When the cap is popped the beer makes a very light hiss hinting at the low carbonation in the bottle. Midlands Mild pours espresso brown with a ruby hue. The off-white head is thin and frothy. I poured the beer mostly in the middle of the glass to help the head rouse. The retention isn’t great which is to be expected in a lightly carbonated beer.
A mild is a perfect canvas for English yeasts that produce fruity and floral esters, and this example is no exception. Notes of honey and melon are prominent in the aroma. There are also faint notes of cocoa lying in the background.
The low carbonation and high percentage of specialty malts give the beer a medium body with a creamy mouthfeel.

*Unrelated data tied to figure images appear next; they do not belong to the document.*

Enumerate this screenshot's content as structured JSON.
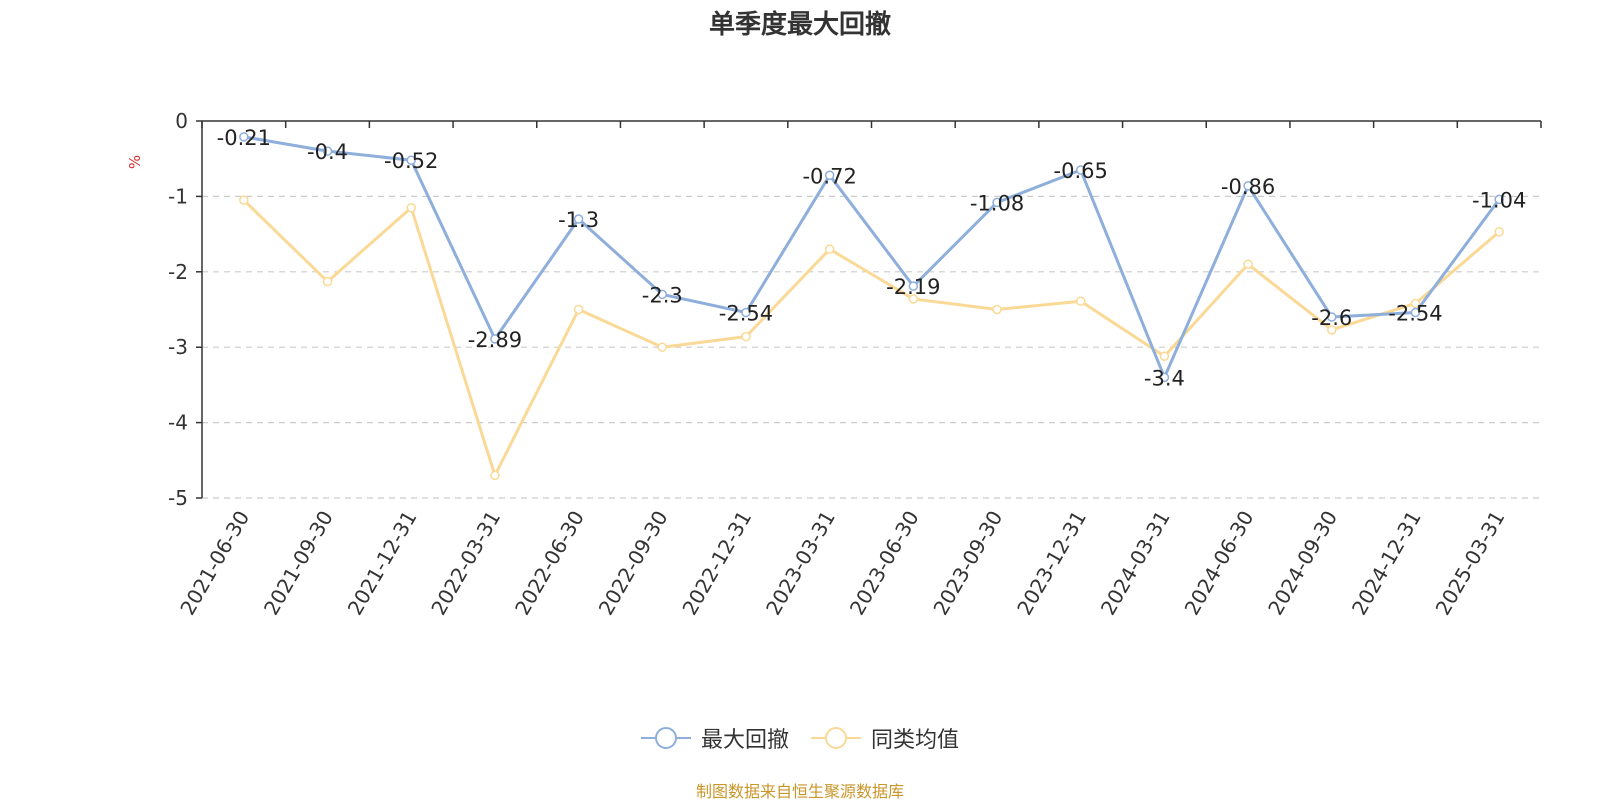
{
  "chart_data": {
    "type": "line",
    "title": "单季度最大回撤",
    "ylabel": "%",
    "ylim": [
      -5,
      0
    ],
    "yticks": [
      0,
      -1,
      -2,
      -3,
      -4,
      -5
    ],
    "grid": true,
    "legend_position": "bottom",
    "categories": [
      "2021-06-30",
      "2021-09-30",
      "2021-12-31",
      "2022-03-31",
      "2022-06-30",
      "2022-09-30",
      "2022-12-31",
      "2023-03-31",
      "2023-06-30",
      "2023-09-30",
      "2023-12-31",
      "2024-03-31",
      "2024-06-30",
      "2024-09-30",
      "2024-12-31",
      "2025-03-31"
    ],
    "series": [
      {
        "name": "最大回撤",
        "color": "#8eaedb",
        "show_labels": true,
        "values": [
          -0.21,
          -0.4,
          -0.52,
          -2.89,
          -1.3,
          -2.3,
          -2.54,
          -0.72,
          -2.19,
          -1.08,
          -0.65,
          -3.4,
          -0.86,
          -2.6,
          -2.54,
          -1.04
        ]
      },
      {
        "name": "同类均值",
        "color": "#fad996",
        "show_labels": false,
        "values": [
          -1.05,
          -2.13,
          -1.15,
          -4.7,
          -2.5,
          -3.0,
          -2.86,
          -1.7,
          -2.36,
          -2.5,
          -2.39,
          -3.12,
          -1.9,
          -2.77,
          -2.42,
          -1.47
        ]
      }
    ]
  },
  "footer": {
    "source": "制图数据来自恒生聚源数据库"
  }
}
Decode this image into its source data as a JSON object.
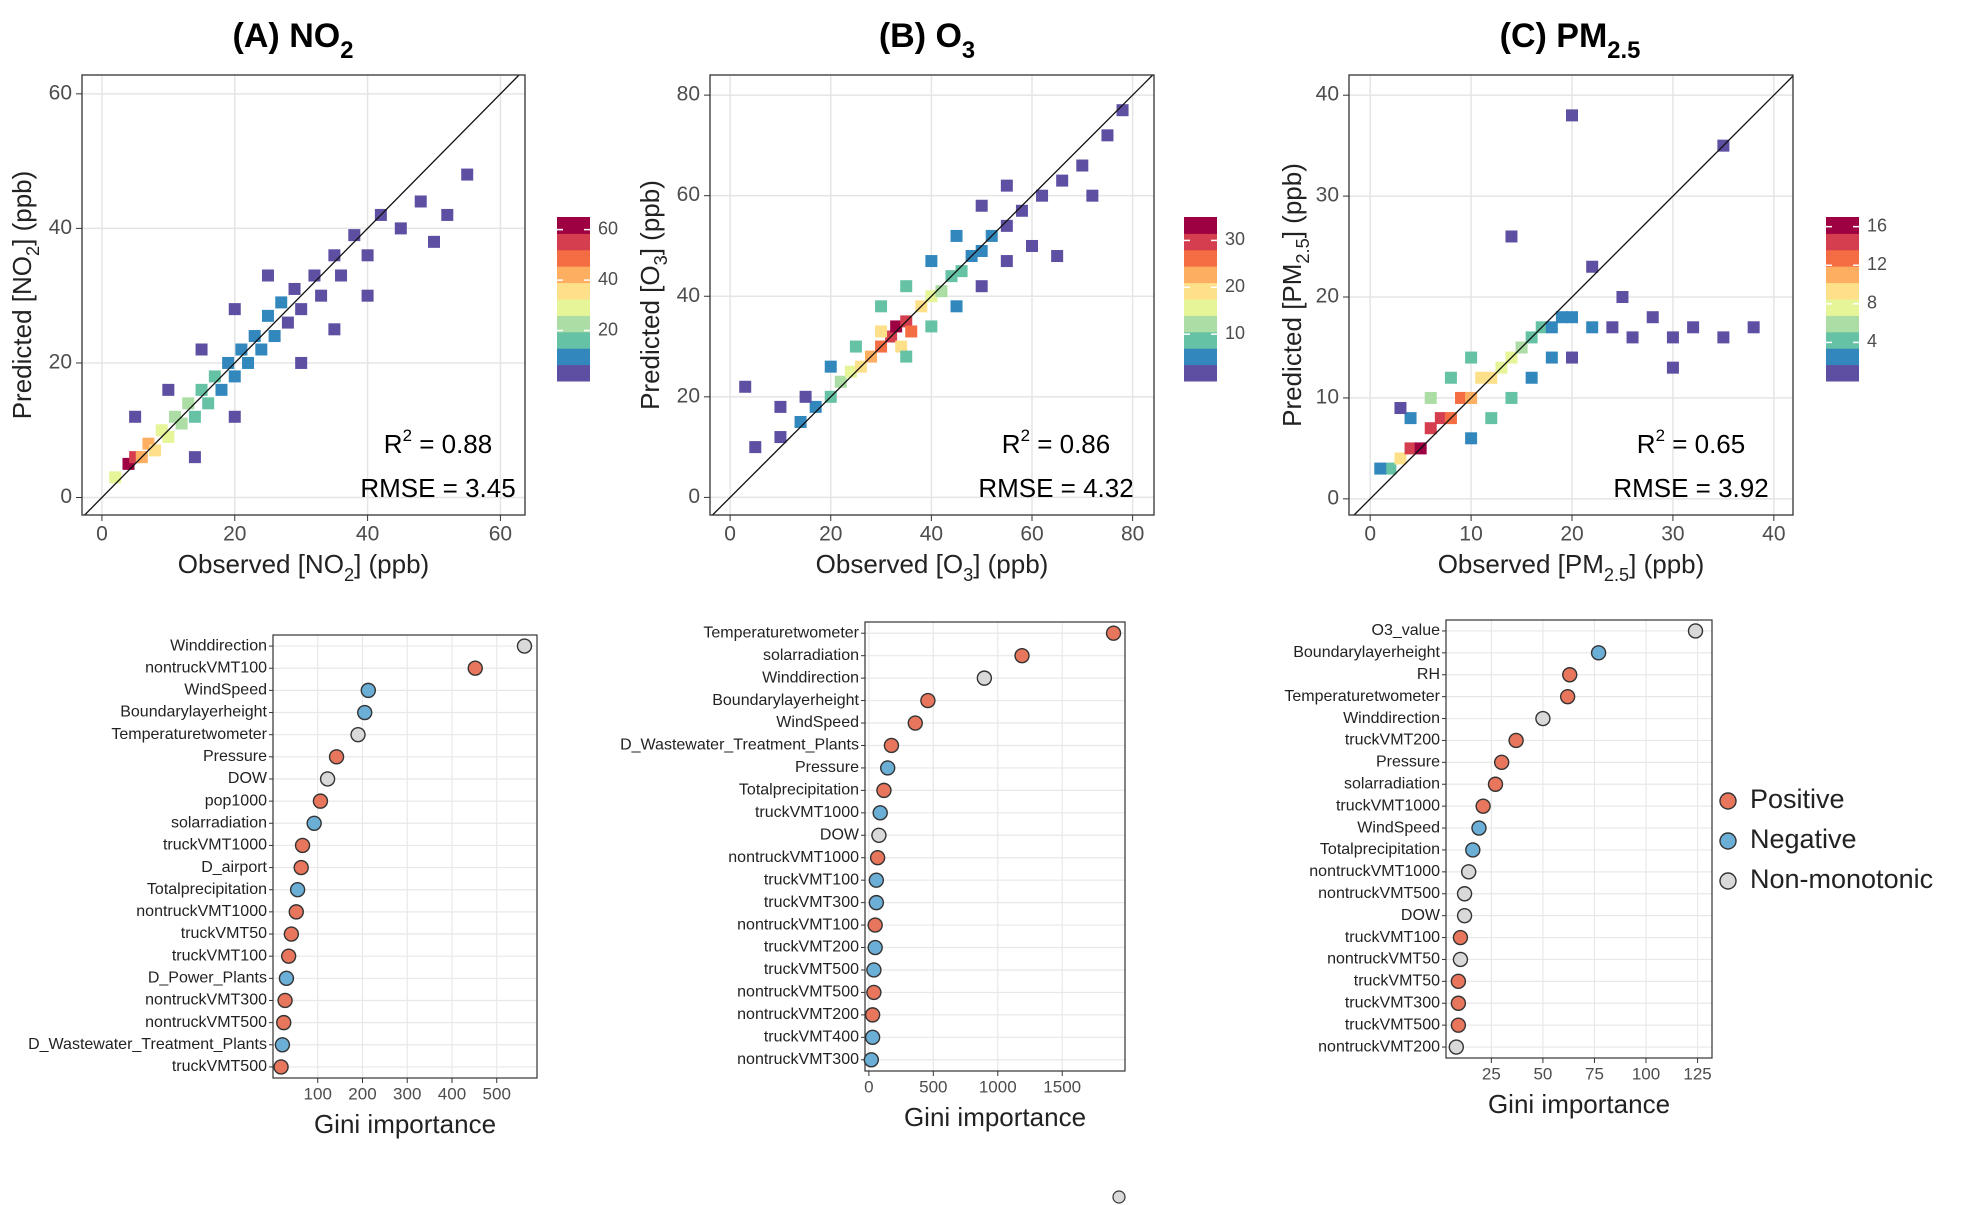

The beer starts sweet, but the finish is sufficiently balanced with hop bitterness and roasted malt flavor. There is some cocoa powder and licorice in the finish, but nothing that by any means dominates a 3.5% alcohol by volume beer.
This beer is everything I wanted it to be. As a brewer formulating a recipe you start with an idea of how you want your beer to look, feel, and taste. When I brew something that finishes exactly how I intended it brings me back to when I first started brewing.
I shared this beer at a recent North Shore Brewers meeting. The meeting was to discuss cask ales. I brought Midlands Mild because its low carbonation is intended to replicate a cask ale in a bottle. The response was very positive at the meeting. I also threw in a bottle with some beer mail I sent to fan of the blog Todd S. in Minnesota. He gave the beer a more than respectable 3.75 on Untappd.
This is one of my favorite beers I have brewed. It is a beer that works in any season or occasion. There is nothing about the beer I would change. I developed the recipe and ordered the ingredients several months before I made time to brew the beer. When I revisited the recipe on brew day it looked overly complicated. I couldn’t figure out exactly what I was trying to accomplish with my ingredients and almost changed the recipe on they fly. Thankfully I did not.
I have hit on a new house recipe. Whenever I brew a mild it will be this recipe.